Elle consiste plutôt à atteindre ce qui est déjà le cas, mais auquel on ne prête pas attention. La conscience s'oublie et se perd dans ses propres manifestations, sans se réaliser, sans réaliser ce qu'est cette manifestation, qu'elle prend alors pour la manifestation indépendante d'un monde étranger à elle, alors que tout est sa propre manifestation.
La réalisation consiste à reconnaître le divin dans l'expérience. Voilà pourquoi la conscience "atteint" (prâpti) la conscience : elle se met à l'unisson (âpatti) d'elle-même, de sa gloire innée. Réalisation qu'elle est cause de tout, elle cause alors une totalité nouvelle, un monde nouveau.
Quelle est cette gloire ? Elle consiste dans la véritable sensation de soi (ahambhâva) qui n'est pas contractée par son contenu, par les objets sensibles et mentaux. Par exemple, le bleu.

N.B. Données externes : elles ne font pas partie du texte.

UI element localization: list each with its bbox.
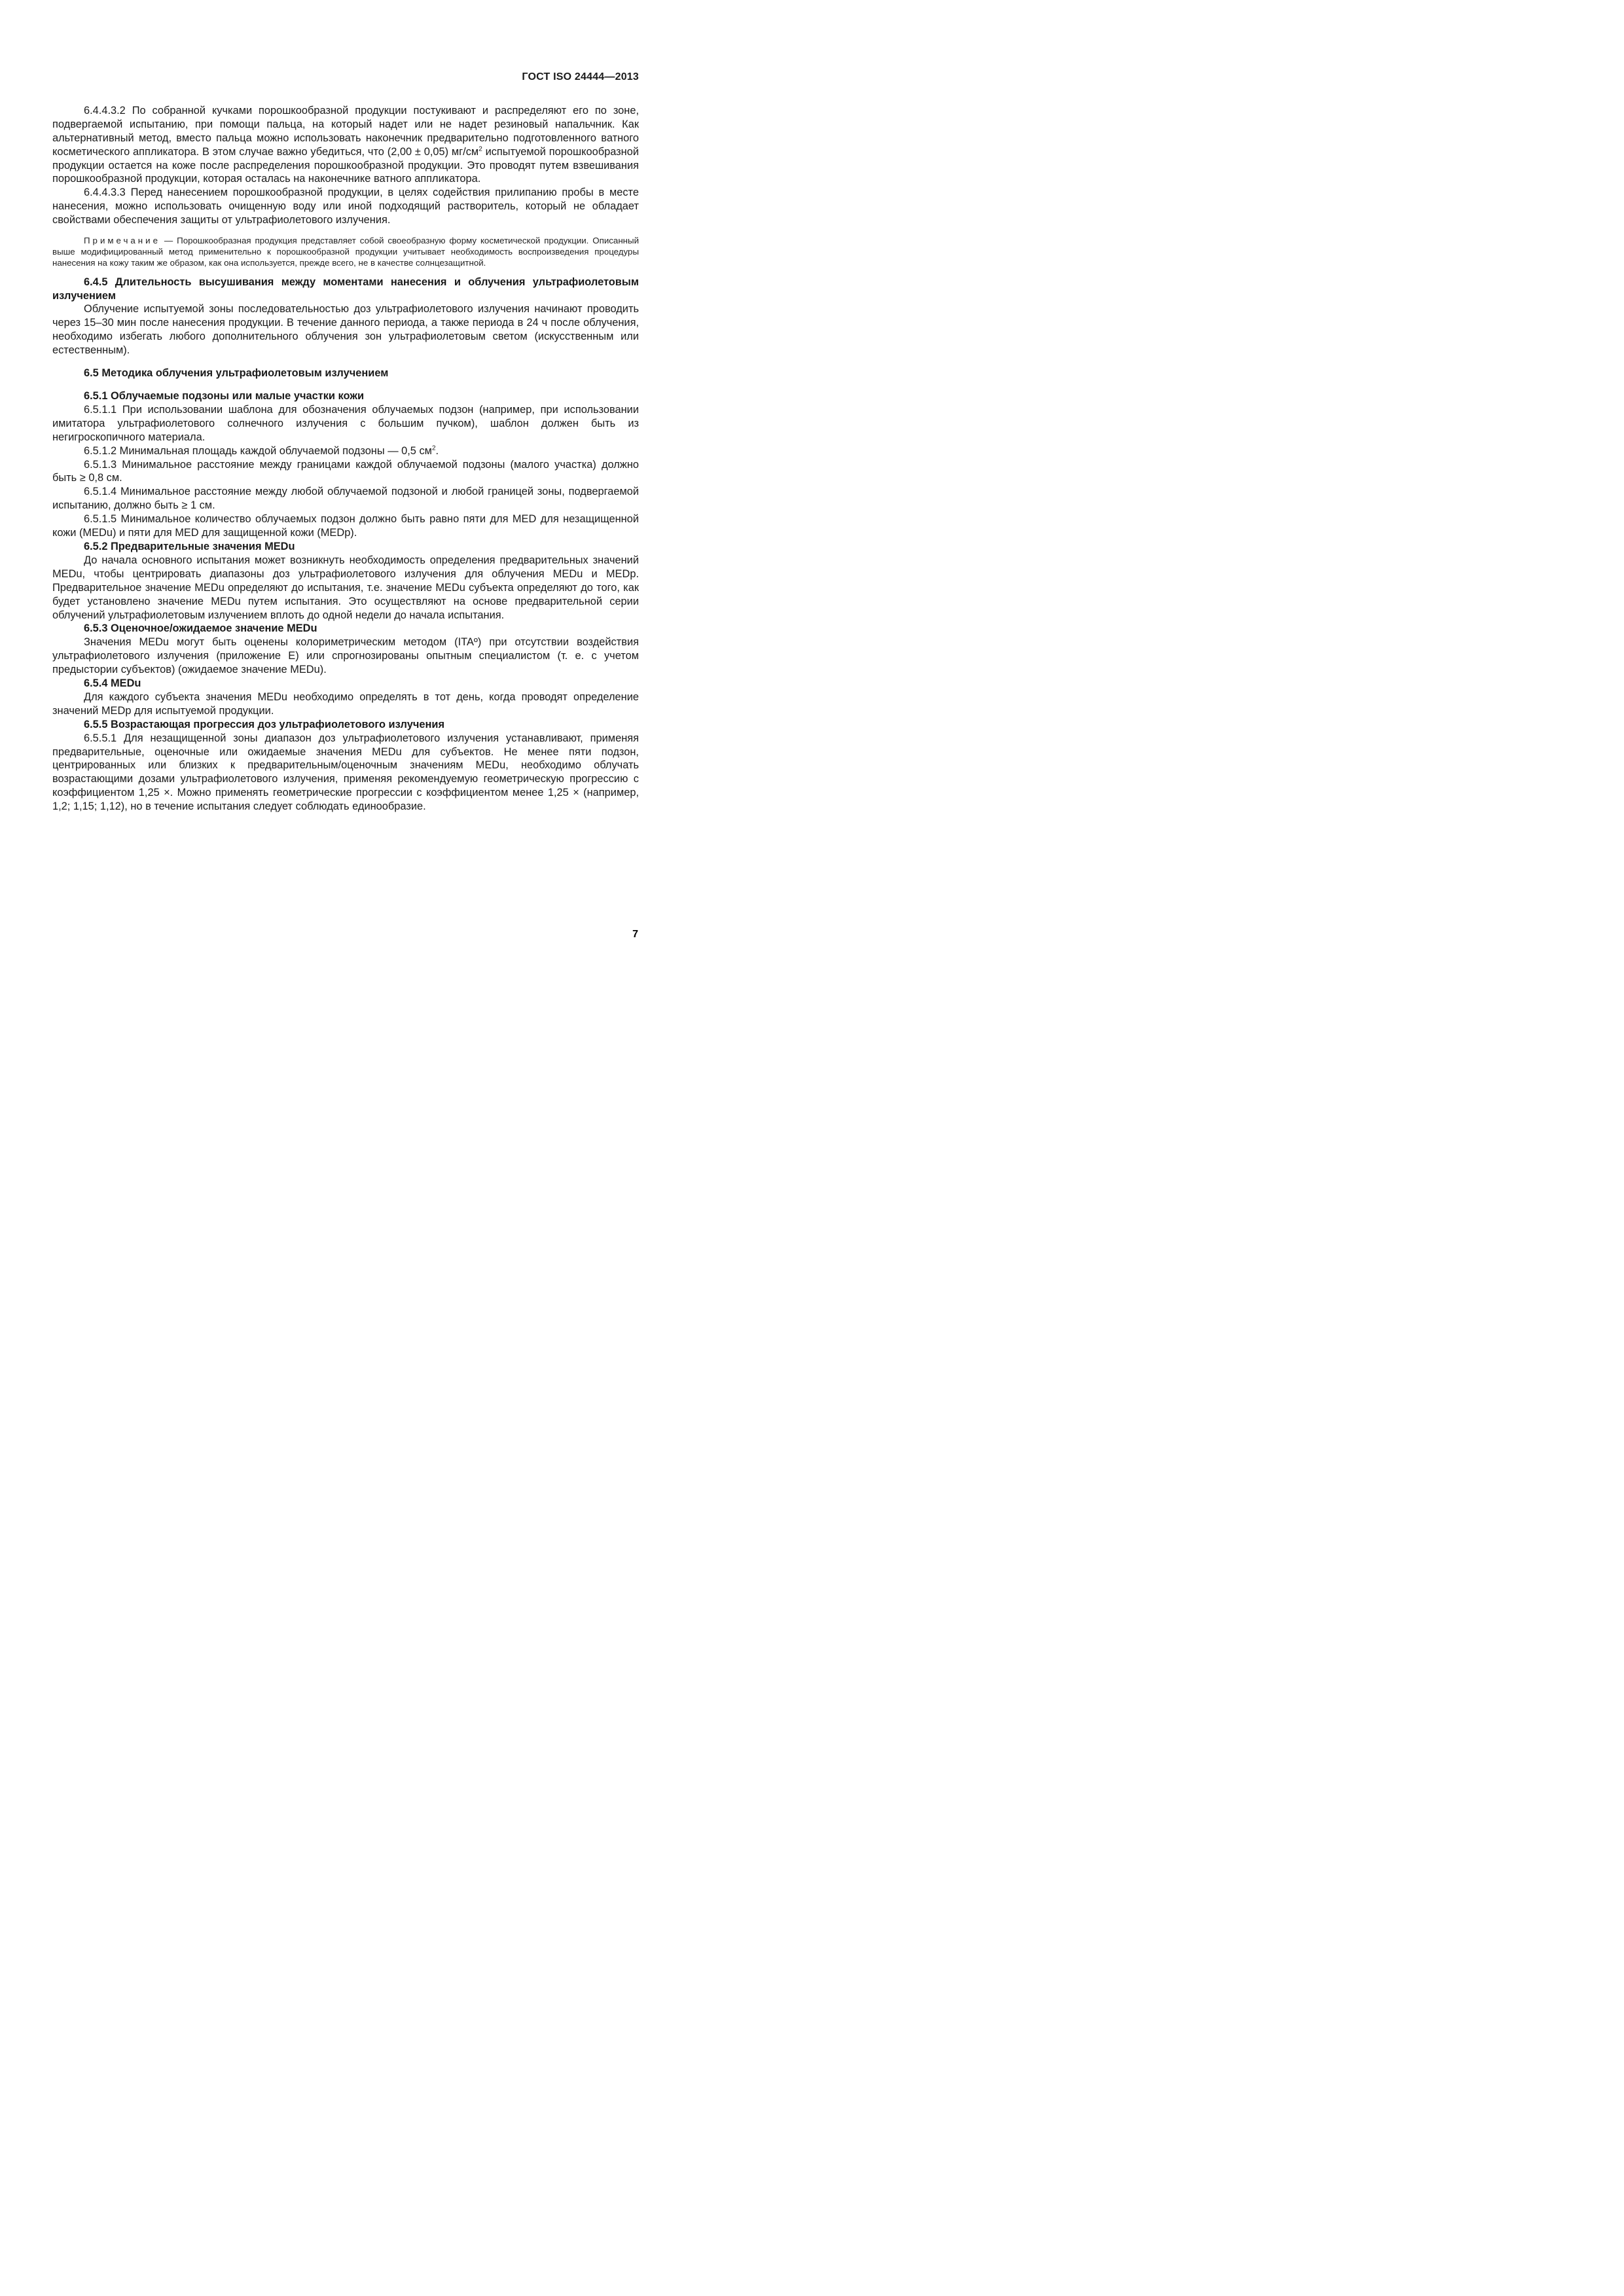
paragraph-text: 6.4.4.3.2 По собранной кучками порошкообразной продукции постукивают и распределяют его по зоне, подвергаемой испытанию, при помощи пальца, на который надет или не надет резиновый напальчник. Как альтернативный метод, вместо пальца можно использовать наконечник предварительно подготовленного ватного косметического аппликатора. В этом случае важно убедиться, что (2,00 ± 0,05) мг/см bbox=[52, 104, 639, 158]
paragraph-6-4-4-3-3: 6.4.4.3.3 Перед нанесением порошкообразной продукции, в целях содействия прилипанию пробы в месте нанесения, можно использовать очищенную воду или иной подходящий растворитель, который не обладает свойствами обеспечения защиты от ультрафиолетового излучения. bbox=[52, 187, 639, 226]
heading-6-5: 6.5 Методика облучения ультрафиолетовым излучением bbox=[84, 367, 389, 380]
paragraph-6-4-4-3-2 bbox=[52, 104, 639, 186]
paragraph-6-5-1-3: 6.5.1.3 Минимальное расстояние между границами каждой облучаемой подзоны (малого участка) должно быть ≥ 0,8 см. bbox=[52, 458, 639, 484]
paragraph-text: 6.5.1.2 Минимальная площадь каждой облучаемой подзоны — 0,5 см bbox=[84, 444, 432, 457]
paragraph-6-5-2: До начала основного испытания может возникнуть необходимость определения предварительных значений MEDu, чтобы центрировать диапазоны доз ультрафиолетового излучения для облучения MEDu и MEDp. Предварительное значение MEDu определяют до испытания, т.е. значение MEDu субъекта определяют до того, как будет установлено значение MEDu путем испытания. Это осуществляют на основе предварительной серии облучений ультрафиолетовым излучением вплоть до одной недели до начала испытания. bbox=[52, 554, 639, 621]
document-page bbox=[52, 71, 639, 814]
heading-6-5-3: 6.5.3 Оценочное/ожидаемое значение MEDu bbox=[84, 622, 317, 635]
heading-6-5-1: 6.5.1 Облучаемые подзоны или малые участки кожи bbox=[84, 390, 365, 403]
note bbox=[52, 235, 639, 269]
paragraph-6-5-3: Значения MEDu могут быть оценены колориметрическим методом (ITAº) при отсутствии воздействия ультрафиолетового излучения (приложение E) или спрогнозированы опытным специалистом (т. е. с учетом предыстории субъектов) (ожидаемое значение MEDu). bbox=[52, 636, 639, 676]
paragraph-6-4-5: Облучение испытуемой зоны последовательностью доз ультрафиолетового излучения начинают проводить через 15–30 мин после нанесения продукции. В течение данного периода, а также периода в 24 ч после облучения, необходимо избегать любого дополнительного облучения зон ультрафиолетовым светом (искусственным или естественным). bbox=[52, 303, 639, 357]
paragraph-text: . bbox=[435, 444, 439, 457]
note-text: — Порошкообразная продукция представляет собой своеобразную форму косметической продукции. Описанный выше модифицированный метод применительно к порошкообразной продукции учитывает необходимость воспроизведения процедуры нанесения на кожу таким же образом, как она используется, прежде всего, не в качестве солнцезащитной. bbox=[52, 236, 639, 268]
paragraph-6-5-4: Для каждого субъекта значения MEDu необходимо определять в тот день, когда проводят определение значений MEDp для испытуемой продукции. bbox=[52, 691, 639, 717]
superscript: 2 bbox=[431, 444, 436, 452]
paragraph-6-5-1-1: 6.5.1.1 При использовании шаблона для обозначения облучаемых подзон (например, при использовании имитатора ультрафиолетового солнечного излучения с большим пучком), шаблон должен быть из негигроскопичного материала. bbox=[52, 403, 639, 443]
paragraph-6-5-1-5: 6.5.1.5 Минимальное количество облучаемых подзон должно быть равно пяти для MED для незащищенной кожи (MEDu) и пяти для MED для защищенной кожи (MEDp). bbox=[52, 513, 639, 539]
superscript: 2 bbox=[478, 145, 482, 153]
paragraph-6-5-5-1: 6.5.5.1 Для незащищенной зоны диапазон доз ультрафиолетового излучения устанавливают, применяя предварительные, оценочные или ожидаемые значения MEDu для субъектов. Не менее пяти подзон, центрированных или близких к предварительным/оценочным значениям MEDu, необходимо облучать возрастающими дозами ультрафиолетового излучения, применяя рекомендуемую геометрическую прогрессию с коэффициентом 1,25 ×. Можно применять геометрические прогрессии с коэффициентом менее 1,25 × (например, 1,2; 1,15; 1,12), но в течение испытания следует соблюдать единообразие. bbox=[52, 732, 639, 813]
heading-6-5-4: 6.5.4 MEDu bbox=[84, 677, 141, 690]
page-number: 7 bbox=[632, 929, 638, 940]
note-label: Примечание bbox=[84, 236, 160, 246]
heading-6-4-5: 6.4.5 Длительность высушивания между моментами нанесения и облучения ультрафиолетовым излучением bbox=[52, 276, 639, 302]
heading-6-5-5: 6.5.5 Возрастающая прогрессия доз ультрафиолетового излучения bbox=[84, 718, 445, 730]
paragraph-6-5-1-4: 6.5.1.4 Минимальное расстояние между любой облучаемой подзоной и любой границей зоны, подвергаемой испытанию, должно быть ≥ 1 см. bbox=[52, 486, 639, 512]
paragraph-6-5-1-2 bbox=[52, 444, 639, 458]
paragraph-text: испытуемой порошкообразной продукции остается на коже после распределения порошкообразной продукции. Это проводят путем взвешивания порошкообразной продукции, которая осталась на наконечнике ватного аппликатора. bbox=[52, 145, 639, 185]
document-header: ГОСТ ISO 24444—2013 bbox=[522, 71, 639, 82]
heading-6-5-2: 6.5.2 Предварительные значения MEDu bbox=[84, 540, 295, 552]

D'ordinaire, l'expérience du 'bleu' comporte l'oubli de soi, de la sensation de soi. Je m'oublie dans cette perception. Et, quand je reviens à moi, je reviens au corps, à une pensée, donc à un autre contenu particulier, "contracté", et jamais à moi. Hume a raison d'observer qu'on ne se voit jamais soi-même, simple et permanent.
Bien sûr, la véritable sensation de soi, "non contractée" par les choses, demeure. Mais comme en sommeil. "Je suis", mais je suis ceci, cela, sans aucune attention "pleine" : je deviens fragmenté, contracté à la mesure des contenus de mon expérience. Percevant le bleu, je ne suis que cela ; puis je suis joie, puis tristesse, puis expérience neutre, incolore mais fade, inerte ; puis à nouveau plaisir, puis jaune, et ainsi de suite, à une vitesse telle que j'en ai une impression de continuité.

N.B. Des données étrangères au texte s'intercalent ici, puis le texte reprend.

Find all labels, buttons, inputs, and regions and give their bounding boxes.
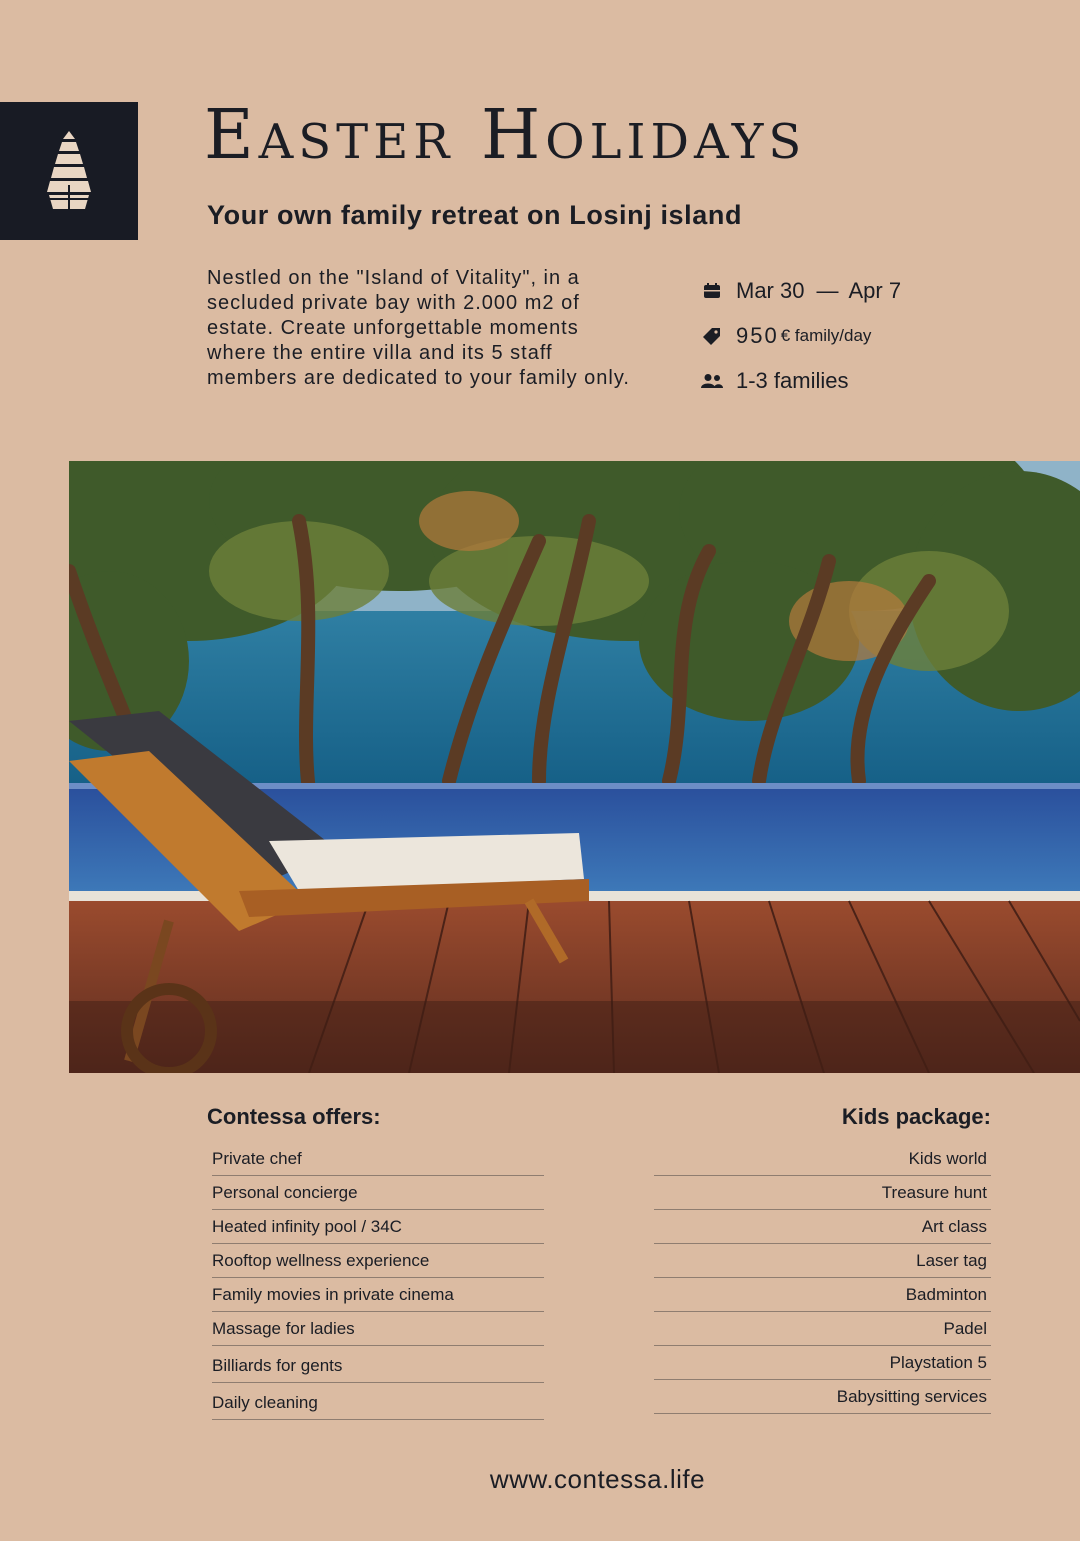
date-dash: — bbox=[816, 277, 839, 303]
list-item: Playstation 5 bbox=[654, 1346, 991, 1380]
families-row bbox=[700, 358, 1040, 403]
kids-list bbox=[654, 1142, 991, 1414]
offers-list bbox=[212, 1142, 544, 1420]
logo bbox=[0, 102, 138, 240]
list-item: Massage for ladies bbox=[212, 1312, 544, 1346]
list-item: Kids world bbox=[654, 1142, 991, 1176]
list-item: Heated infinity pool / 34C bbox=[212, 1210, 544, 1244]
list-item: Rooftop wellness experience bbox=[212, 1244, 544, 1278]
families-text: 1-3 families bbox=[736, 367, 849, 393]
list-item: Babysitting services bbox=[654, 1380, 991, 1414]
website-link[interactable]: www.contessa.life bbox=[489, 1464, 706, 1494]
list-item: Padel bbox=[654, 1312, 991, 1346]
offers-heading: Contessa offers: bbox=[207, 1104, 381, 1129]
list-item: Billiards for gents bbox=[212, 1346, 544, 1383]
kids-heading: Kids package: bbox=[841, 1104, 991, 1129]
list-item: Private chef bbox=[212, 1142, 544, 1176]
price-unit: € family/day bbox=[780, 325, 872, 345]
list-item: Treasure hunt bbox=[654, 1176, 991, 1210]
price-row bbox=[700, 313, 1040, 358]
list-item: Personal concierge bbox=[212, 1176, 544, 1210]
page-title: Easter Holidays bbox=[204, 96, 807, 175]
list-item: Laser tag bbox=[654, 1244, 991, 1278]
intro-paragraph: Nestled on the "Island of Vitality", in a secluded private bay with 2.000 m2 of estate. Create unforgettable moments where the entire villa and its 5 staff members are dedicated to your family only. bbox=[207, 267, 630, 389]
list-item: Badminton bbox=[654, 1278, 991, 1312]
date-end: Apr 7 bbox=[848, 277, 902, 303]
dates-row bbox=[700, 268, 1040, 313]
details-panel bbox=[700, 268, 1040, 403]
price-amount: 950 bbox=[736, 322, 779, 348]
list-item: Art class bbox=[654, 1210, 991, 1244]
page-subtitle: Your own family retreat on Losinj island bbox=[207, 200, 743, 230]
people-icon bbox=[700, 369, 724, 393]
calendar-icon bbox=[700, 279, 724, 303]
list-item: Daily cleaning bbox=[212, 1383, 544, 1420]
price-tag-icon bbox=[700, 324, 724, 348]
pool-photo bbox=[69, 461, 1080, 1073]
list-item: Family movies in private cinema bbox=[212, 1278, 544, 1312]
date-start: Mar 30 bbox=[736, 277, 805, 303]
lighthouse-logo-icon bbox=[45, 129, 93, 213]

Mais si je prête attention à l'expérience même, à la conscience, à moi, je me dé-contracte. Car je vois, je sens, que je suis toujours plus vaste que le contenu présent. Je vois du bleu : "Je" est plus vaste que le bleu, "je" n'est pas bleu, "je" n'est confiné à rien.
En quoi est-ce "délectation émerveillée", "jouissance ultime" ? Parce qu'en réalisant que je suis plus vaste que tout, enfermé nulle part, j'entre en expansion. Or, le plaisir est expansion. Et voilà pourquoi toute expérience est extase. Je suis toujours plus vaste. La conscience est cette présence toujours plus vaste, capable de se manifester de façon limitée, certes, mais toujours plus vaste que toute limite.
C'est cela, l'extase secrète qui palpite dans l'intime de chaque être conscient.
La conscience est contraction et expansion.
Mais si je ne prête attention qu'à la contraction, je souffre. Si je prête attention à l'expansion, je suis dans l'extase, je m'absorbe dans l'infini qui est plus moi que moi. Ou plutôt, je me laisse ouvrir, je goûte l'eau de vie, ce mouvement en perpétuelle expansion. Le corps est ressenti comme une torche qui se répand en ondes infinies, comme autant de notes offertes au silence vivant.